Lynn Kotrba, another friend, has watched it all in awe.
“I’ve been amazed at her perspective. Even three, five days into this, she was totally just ready to accept whatever God was giving her,” Kotrba says. “From very early on she’s been at peace with what was happening.”
There have been down times, too, Kotrba says, but Andi’s always bounced back because she’s so intent on being a model of how to walk through her cancer journey with faith.
This manifest in a special way, she says, when fifth-grade students at Holy Spirit compiled an encouragement book for Andi prior to her surgery, and the Olsonawski’s firstborn, Noel, contributed.
“(What he wrote) was purely from what was on his heart,” Kotrba says. “He wrote something to the effect of, ‘Mom, if I were God I would want you in heaven, too, so it’s OK if it’s your time to be with God.’ To me that really spoke to their faith as a family … that he had complete trust that she would be healed with God.”

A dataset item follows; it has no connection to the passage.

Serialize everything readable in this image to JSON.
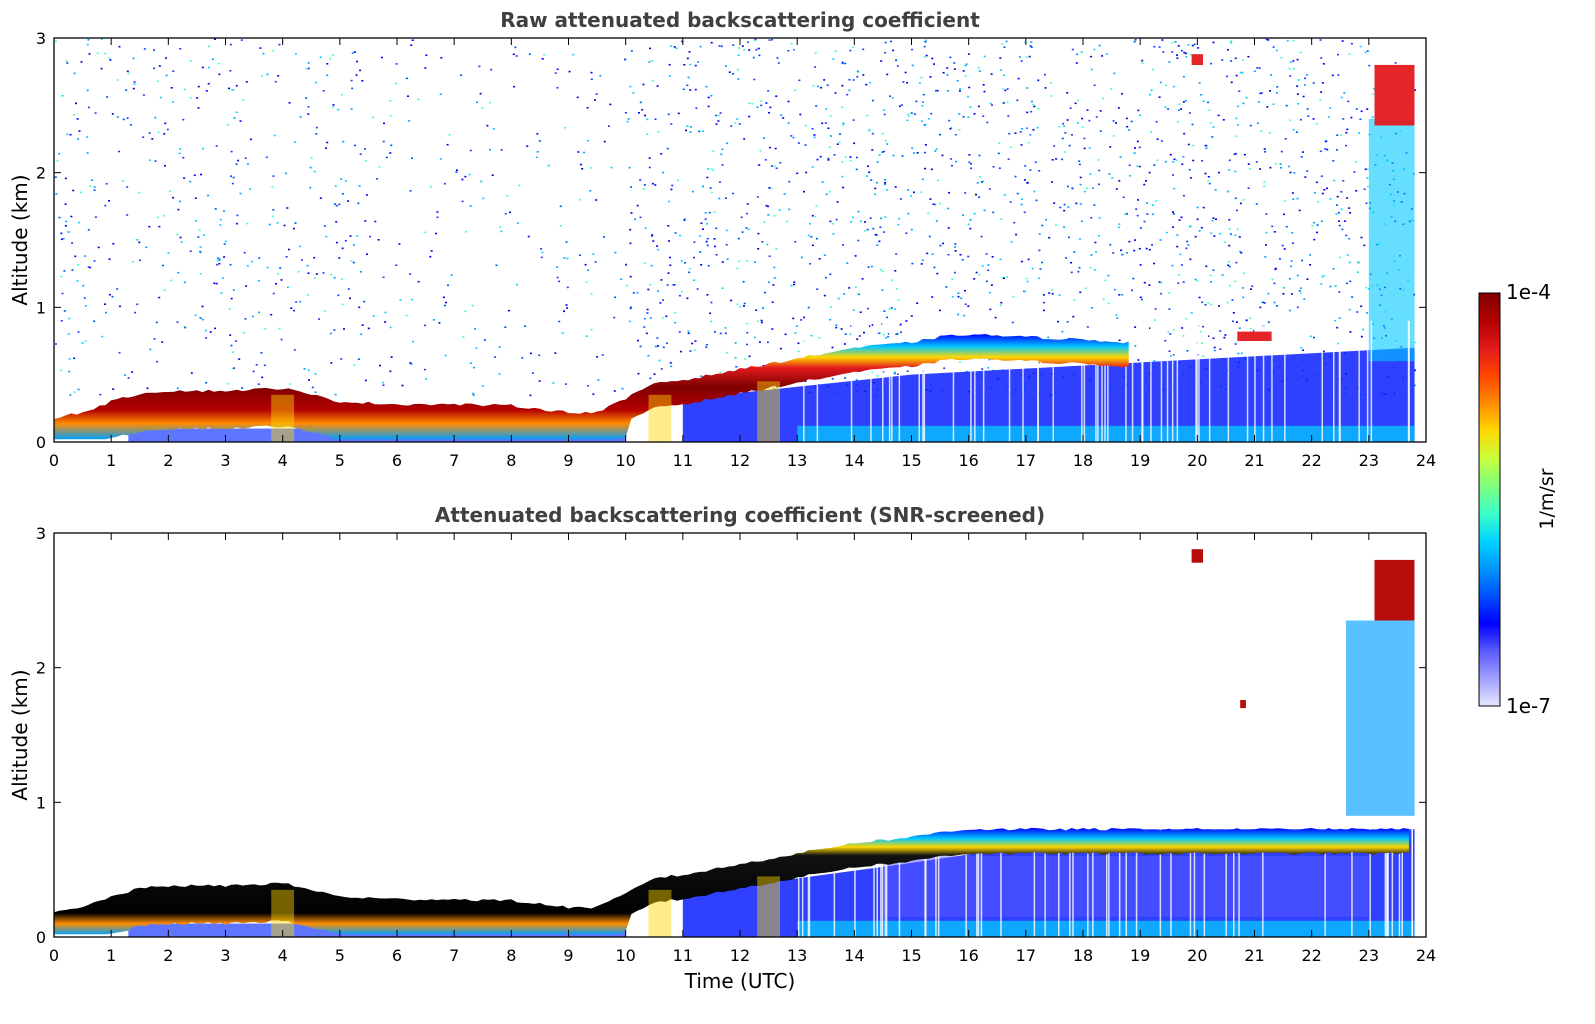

The family prays for a miracle, Kotrba adds, and believes it will happen. “But I really think they’ve been given a miracle already … with how well she’s doing now.”
“It goes back to the grace of God and Jesus dying on the cross. It all goes back to the mystery,” Mark says, recalling the Scripture passage from James that admonishes believers to “Count it all joy.”
“Whether it’s good, bad or indifferent, whatever happens in life, we’ve got to keep persisting through. You don’t give up,” he says. “We have a chance to glorify God through this. That’s a great testament.”
Of the recent 5K, Andi says with so many people surrounding her, at one point she lost sight of her group.
“I figured I would lose my energy, so I just kept going and ran as far and as hard as I could,” she says. “Before I knew it I could see the finish line. And I knew I needed to give it my all to the end. It was like my old track days took over and my focus was to go as hard as I could and to finish strong.”
Small victories turn into big accomplishments, Andi adds. “Now time to focus on the next goal.”
[For the sake of having a repository for my newspaper columns and articles, I reprint them here, with permission, a week after their run date. The preceding ran in The Forum newspaper on May 28, 2016.]